Some Christians have quickly distanced themselves from these laws (Andy Stanley, Jonathan Merritt, Kirstin Powers), while the media has shown that, as a general rule, it lacks even a rudimentary understanding of what is at stake here. The net result is that anyone who doesn’t have a firm grasp on the Bible’s teaching about this issue is being swept up in the tide of public opinion. So swift is the tide that even the senators who voted for the law in Arizona a few weeks ago are now publically renouncing their “yes” vote and asking the governor to veto it.
There are really three practical questions for Christians to wrestle through here:

1. Should Christians in any business decline to serve homosexual customers?

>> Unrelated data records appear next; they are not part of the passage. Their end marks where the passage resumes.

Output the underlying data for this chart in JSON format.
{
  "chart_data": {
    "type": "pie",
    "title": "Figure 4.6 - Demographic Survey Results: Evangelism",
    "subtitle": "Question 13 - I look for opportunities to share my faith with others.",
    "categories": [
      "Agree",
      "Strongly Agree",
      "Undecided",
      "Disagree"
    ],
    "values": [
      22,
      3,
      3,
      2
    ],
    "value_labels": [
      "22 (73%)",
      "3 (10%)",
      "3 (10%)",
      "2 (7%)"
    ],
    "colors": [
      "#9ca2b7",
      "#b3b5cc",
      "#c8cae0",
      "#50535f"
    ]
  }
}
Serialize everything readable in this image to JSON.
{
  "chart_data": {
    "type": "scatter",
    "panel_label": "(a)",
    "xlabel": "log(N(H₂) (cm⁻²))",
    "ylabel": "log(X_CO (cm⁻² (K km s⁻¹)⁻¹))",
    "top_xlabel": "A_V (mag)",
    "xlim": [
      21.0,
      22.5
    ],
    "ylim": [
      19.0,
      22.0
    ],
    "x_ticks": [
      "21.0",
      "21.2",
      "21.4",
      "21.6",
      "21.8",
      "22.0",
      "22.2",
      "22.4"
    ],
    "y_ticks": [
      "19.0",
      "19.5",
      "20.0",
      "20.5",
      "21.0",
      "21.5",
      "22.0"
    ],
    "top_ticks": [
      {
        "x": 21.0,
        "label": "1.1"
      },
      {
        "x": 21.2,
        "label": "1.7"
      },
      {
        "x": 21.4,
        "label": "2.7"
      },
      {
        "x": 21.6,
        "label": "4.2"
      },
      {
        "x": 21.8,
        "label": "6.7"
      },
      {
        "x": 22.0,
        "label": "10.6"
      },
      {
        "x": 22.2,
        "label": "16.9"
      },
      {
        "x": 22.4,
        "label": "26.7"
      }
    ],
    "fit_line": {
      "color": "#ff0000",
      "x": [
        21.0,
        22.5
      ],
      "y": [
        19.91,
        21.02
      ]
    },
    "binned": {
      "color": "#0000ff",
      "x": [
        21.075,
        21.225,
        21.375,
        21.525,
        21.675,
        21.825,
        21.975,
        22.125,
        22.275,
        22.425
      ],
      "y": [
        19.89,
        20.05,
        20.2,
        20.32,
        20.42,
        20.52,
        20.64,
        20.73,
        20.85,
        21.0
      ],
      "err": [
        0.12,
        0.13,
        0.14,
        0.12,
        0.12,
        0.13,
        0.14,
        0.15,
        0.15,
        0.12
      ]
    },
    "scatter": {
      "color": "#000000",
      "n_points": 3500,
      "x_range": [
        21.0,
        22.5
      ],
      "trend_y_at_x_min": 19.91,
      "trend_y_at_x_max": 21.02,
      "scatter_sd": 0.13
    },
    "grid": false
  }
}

The answer is obviously “no,” and even more telling is that I’m not aware of any case where that has happened. I don’t know of a single example where a Christian McDonald’s manager has refused to serve homosexuals, or a Christian car dealer has declined to sell cars to the LGBT community. In all the coverage of these bills there has not been one reported either. This is telling, especially when it is contrasted with people (like Merritt or Powers) who make it seem like Christians are really just looking for ways to close their doors to immoral customers.

2. Should Christian business owners use their business to celebrate or advance gay marriage ceremonies?

The answer here is likewise “no.” And that is where the current debate comes in. When a wedding photographer in New Mexico refused to shoot a gay marriage, she was sued, and lost. When an Oregon baker refused to make personalized wedding cake for a same-sex marriage, the state ordered the business to close.

But I also grant that there is a lot of gray area here. The biblical principle in play is that believers should not “approve” of gay marriage (Rom 1:32 ). But what is “approving” of a wedding? Certainly attending one is approving of it. But what if you own a light business, and they want to rent lights from you? Is that approving? It seems clear cut if you are photographer or pastor or DJ—those are three people whose participation requires celebratory conduct—that selling your services to a ceremony would require celebrating it. But what if you are just renting out chairs?

This is why those decisions are best left to individual conscience. If you are a believer, don’t violate your conscience. It really is that simple.

3. Should Christians push for laws granting us the right to refuse to sell services to gay weddings?

Well, it would be nice for those laws to exist (and even nicer if they were unnecessary to begin with). But I honestly can’t see how they would make any difference to anyone’s actions. Christians should not violate their conscience by going against God’s word—and it doesn’t really matter if its legal or not. I also can’t help but lament the legal fool-hardiness of these laws. If one of them does become law—which is looking very unlikely—it would obviously be struck down by a court in a matter of weeks. This past summer the US Supreme Court ruled that marriage should be defined by the states, and only a few months later federal judges began striking down state marriage laws. In New Mexico, the Supreme Court there granted that the laws protecting religious freedom and laws banning discrimination against homosexuals were contradictory, but they then ruled that where they contradict that the anti-discrimination laws should be followed. Nobody can really think that this new legislation would last at all. People are showing an alarming naiveté in thinking that these laws would last.

But that’s not really the point. The point is that as this culture continues to attack God’s word, it will turn on God’s people. And when that happens, persecution comes. When persecution comes, it will not do any good to look for laws to justify your conduct. If you are not rooted on God’s word, then you will be swept away with the tides of public opinion.”